The funding round was led by Connect Ventures and included existing investors Seedcamp, Ascension, Techstart and Nextdoor CEO Sarah Friar, who is originally from Northern Ireland, along with specialist health-tech fund Nina Capital.
This brings the total funding raised by the start-up to $4.3m to date, according to RTÉ.
With MedAll’s software, healthcare organisations can build and implement digital training and certifications without having to delve into any complicated coding. They can host live and hybrid events, including courses, conferences, workshops, webinars and sessions.
Since launching its platform last year, MedAll said that more than 900 healthcare organisations in more than 20 countries have used it for training, including the University College Dublin surgical society.
The World Health Organisation estimates that 18m more health workers are needed by 2030, mostly in low and lower-middle income countries, indicating a need for more accessible training platforms.
“If we don’t solve this problem, patients will suffer,” Medall CEO Dr Phil McElnay said. “It was this urgent need that motivated me to launch MedAll. We’re honoured to have the backing of such stellar partners to help us to scale up the world’s healthcare training capacity.”

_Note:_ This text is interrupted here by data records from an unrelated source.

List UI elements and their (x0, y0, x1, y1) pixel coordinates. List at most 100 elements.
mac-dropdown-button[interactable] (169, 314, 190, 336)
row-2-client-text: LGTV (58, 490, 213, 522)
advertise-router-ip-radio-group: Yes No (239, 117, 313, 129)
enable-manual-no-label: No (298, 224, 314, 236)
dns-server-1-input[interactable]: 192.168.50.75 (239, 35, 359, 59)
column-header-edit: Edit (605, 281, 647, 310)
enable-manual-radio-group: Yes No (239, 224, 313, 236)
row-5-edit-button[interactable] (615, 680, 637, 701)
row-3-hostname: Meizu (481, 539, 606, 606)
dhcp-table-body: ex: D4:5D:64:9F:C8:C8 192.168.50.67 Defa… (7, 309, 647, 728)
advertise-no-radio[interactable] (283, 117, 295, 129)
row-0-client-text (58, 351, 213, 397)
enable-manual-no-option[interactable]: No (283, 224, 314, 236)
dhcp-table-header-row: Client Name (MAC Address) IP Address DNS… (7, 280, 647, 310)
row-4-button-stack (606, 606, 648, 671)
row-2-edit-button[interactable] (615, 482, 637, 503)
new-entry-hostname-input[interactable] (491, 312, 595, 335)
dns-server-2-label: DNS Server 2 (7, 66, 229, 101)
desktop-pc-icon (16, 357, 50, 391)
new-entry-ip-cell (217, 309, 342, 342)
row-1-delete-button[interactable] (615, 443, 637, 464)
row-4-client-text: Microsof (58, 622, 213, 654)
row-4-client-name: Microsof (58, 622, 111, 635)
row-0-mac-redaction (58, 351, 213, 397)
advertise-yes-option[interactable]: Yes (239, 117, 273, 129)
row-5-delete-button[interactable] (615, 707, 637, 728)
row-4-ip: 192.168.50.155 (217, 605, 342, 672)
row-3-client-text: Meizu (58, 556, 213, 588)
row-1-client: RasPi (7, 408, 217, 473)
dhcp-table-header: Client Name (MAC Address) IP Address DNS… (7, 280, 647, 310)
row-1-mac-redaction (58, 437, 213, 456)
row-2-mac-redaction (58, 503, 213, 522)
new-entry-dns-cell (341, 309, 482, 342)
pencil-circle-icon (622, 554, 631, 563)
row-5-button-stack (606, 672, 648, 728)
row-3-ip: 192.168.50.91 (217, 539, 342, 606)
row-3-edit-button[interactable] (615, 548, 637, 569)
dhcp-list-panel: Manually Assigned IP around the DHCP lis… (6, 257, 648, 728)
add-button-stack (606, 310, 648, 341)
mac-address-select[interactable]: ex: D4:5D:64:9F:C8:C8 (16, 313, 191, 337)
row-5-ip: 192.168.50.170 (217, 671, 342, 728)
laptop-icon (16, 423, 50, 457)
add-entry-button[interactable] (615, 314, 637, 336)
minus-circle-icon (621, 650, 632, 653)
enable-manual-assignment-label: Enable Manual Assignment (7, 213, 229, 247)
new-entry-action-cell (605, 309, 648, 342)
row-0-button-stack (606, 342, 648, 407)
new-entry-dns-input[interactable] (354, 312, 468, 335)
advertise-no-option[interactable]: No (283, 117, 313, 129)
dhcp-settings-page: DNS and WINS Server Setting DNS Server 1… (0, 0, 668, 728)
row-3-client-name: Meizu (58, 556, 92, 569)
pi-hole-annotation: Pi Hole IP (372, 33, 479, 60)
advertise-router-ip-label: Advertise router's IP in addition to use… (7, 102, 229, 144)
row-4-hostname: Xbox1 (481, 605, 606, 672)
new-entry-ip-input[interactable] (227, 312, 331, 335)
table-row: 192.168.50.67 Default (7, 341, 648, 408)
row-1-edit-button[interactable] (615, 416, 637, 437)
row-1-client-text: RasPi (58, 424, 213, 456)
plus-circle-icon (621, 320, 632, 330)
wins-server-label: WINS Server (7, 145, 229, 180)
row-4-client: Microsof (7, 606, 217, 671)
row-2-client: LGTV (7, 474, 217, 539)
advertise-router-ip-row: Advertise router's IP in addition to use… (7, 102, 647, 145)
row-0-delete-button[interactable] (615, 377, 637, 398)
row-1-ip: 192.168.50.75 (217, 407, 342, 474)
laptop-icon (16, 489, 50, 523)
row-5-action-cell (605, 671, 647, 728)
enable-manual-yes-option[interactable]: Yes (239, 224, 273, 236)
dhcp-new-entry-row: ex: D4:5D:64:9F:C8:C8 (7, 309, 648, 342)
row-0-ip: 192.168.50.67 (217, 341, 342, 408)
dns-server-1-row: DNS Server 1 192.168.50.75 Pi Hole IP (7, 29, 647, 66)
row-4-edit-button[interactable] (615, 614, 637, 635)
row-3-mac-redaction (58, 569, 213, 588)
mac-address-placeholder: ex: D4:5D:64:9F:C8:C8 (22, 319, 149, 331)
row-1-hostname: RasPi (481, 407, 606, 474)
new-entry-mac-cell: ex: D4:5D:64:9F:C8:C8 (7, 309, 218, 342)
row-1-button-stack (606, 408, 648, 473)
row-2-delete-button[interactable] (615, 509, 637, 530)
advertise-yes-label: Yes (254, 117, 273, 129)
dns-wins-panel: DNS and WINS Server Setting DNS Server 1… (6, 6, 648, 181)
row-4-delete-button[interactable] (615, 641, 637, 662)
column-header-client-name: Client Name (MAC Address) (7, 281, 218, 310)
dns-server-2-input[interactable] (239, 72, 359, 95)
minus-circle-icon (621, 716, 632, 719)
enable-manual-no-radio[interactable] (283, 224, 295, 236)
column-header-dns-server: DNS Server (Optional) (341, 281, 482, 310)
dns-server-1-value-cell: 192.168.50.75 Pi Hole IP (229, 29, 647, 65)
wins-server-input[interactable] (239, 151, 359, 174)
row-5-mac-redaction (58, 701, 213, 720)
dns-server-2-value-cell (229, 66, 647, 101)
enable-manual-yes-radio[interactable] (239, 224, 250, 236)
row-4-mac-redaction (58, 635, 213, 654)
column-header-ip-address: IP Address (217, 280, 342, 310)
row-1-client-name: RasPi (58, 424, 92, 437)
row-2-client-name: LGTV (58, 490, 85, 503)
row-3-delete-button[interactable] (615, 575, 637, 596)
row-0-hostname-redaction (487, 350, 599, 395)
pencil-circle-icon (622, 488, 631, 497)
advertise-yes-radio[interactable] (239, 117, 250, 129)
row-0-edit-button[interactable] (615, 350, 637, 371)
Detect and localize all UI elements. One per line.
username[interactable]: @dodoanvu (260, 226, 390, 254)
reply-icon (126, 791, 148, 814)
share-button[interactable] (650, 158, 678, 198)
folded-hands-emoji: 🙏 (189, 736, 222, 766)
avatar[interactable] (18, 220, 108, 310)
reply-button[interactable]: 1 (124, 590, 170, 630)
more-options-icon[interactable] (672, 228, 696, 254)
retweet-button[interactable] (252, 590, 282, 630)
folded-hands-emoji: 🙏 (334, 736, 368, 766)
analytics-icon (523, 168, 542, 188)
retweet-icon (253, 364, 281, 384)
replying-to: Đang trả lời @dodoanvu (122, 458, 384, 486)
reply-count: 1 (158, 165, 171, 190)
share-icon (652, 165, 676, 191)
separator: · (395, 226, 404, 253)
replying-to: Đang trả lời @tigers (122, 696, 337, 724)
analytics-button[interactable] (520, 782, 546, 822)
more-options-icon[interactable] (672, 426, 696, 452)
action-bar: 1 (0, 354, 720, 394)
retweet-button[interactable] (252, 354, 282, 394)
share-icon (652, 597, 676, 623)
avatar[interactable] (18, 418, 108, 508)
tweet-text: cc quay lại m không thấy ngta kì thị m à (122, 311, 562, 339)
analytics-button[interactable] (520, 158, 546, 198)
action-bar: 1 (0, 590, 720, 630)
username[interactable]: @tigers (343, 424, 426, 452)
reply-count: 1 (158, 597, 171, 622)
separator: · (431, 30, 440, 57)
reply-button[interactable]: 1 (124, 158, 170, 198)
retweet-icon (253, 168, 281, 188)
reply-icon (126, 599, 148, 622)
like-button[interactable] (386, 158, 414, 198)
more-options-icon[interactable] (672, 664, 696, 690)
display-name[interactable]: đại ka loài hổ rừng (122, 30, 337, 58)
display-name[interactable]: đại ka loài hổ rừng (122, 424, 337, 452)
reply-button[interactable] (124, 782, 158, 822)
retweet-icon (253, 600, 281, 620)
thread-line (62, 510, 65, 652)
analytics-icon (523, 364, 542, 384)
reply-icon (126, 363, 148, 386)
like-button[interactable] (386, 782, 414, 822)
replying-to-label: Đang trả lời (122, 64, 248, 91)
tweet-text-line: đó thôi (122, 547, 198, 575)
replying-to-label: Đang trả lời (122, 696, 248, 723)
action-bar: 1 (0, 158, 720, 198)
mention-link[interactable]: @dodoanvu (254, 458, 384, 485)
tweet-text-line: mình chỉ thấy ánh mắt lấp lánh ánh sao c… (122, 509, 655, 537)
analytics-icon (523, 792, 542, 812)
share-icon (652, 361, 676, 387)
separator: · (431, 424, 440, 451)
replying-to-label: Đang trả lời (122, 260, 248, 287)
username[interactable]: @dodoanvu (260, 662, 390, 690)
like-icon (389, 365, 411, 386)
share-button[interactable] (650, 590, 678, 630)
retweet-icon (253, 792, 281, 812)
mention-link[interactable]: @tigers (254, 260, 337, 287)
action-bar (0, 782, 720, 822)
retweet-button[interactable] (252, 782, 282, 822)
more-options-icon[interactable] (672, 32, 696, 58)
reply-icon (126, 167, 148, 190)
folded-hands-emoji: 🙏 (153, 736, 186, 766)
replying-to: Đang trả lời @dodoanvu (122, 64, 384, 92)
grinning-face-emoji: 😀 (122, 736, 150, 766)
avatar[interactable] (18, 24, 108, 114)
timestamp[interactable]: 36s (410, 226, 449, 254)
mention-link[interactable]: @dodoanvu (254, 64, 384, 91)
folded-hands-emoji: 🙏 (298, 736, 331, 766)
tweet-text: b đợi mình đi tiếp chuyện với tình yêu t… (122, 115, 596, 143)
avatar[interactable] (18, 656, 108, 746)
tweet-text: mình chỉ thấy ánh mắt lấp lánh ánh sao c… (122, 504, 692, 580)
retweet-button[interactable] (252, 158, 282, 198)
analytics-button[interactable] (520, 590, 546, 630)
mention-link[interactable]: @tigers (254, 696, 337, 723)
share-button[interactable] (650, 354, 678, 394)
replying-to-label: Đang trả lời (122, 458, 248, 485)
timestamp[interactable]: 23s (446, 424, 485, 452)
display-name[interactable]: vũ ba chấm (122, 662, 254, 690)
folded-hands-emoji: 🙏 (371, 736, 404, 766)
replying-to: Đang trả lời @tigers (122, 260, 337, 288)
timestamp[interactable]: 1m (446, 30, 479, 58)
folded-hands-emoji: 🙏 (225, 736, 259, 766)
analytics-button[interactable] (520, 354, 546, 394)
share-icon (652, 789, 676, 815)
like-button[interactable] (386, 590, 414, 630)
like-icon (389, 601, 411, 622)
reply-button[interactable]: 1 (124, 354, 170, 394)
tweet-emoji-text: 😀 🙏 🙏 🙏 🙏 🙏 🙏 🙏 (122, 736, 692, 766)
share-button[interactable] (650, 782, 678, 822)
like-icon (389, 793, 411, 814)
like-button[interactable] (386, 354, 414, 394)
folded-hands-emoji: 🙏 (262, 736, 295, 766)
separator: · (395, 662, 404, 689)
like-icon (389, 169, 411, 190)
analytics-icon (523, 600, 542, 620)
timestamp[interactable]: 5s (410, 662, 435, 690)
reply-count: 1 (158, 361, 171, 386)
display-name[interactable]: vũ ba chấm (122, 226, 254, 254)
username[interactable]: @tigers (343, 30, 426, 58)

The start-up said organisations have been making teaching more accessible using its technology, with healthcare professionals in 167 countries learning by using MedAll in the past year.
“With MedAll, a doctor in Nigeria who learned from a cardiologist in the US can teach a fellow professional in Brazil,” Connect Ventures managing partner Sitar Teli said.
“We were blown away by what this team has already built and are excited to help them build a world-class product for millions more.”
Last February, MedAll was one of 10 start-ups selected by the Ignite NI accelerator to spend three months getting guidance and support from the Belfast accelerator.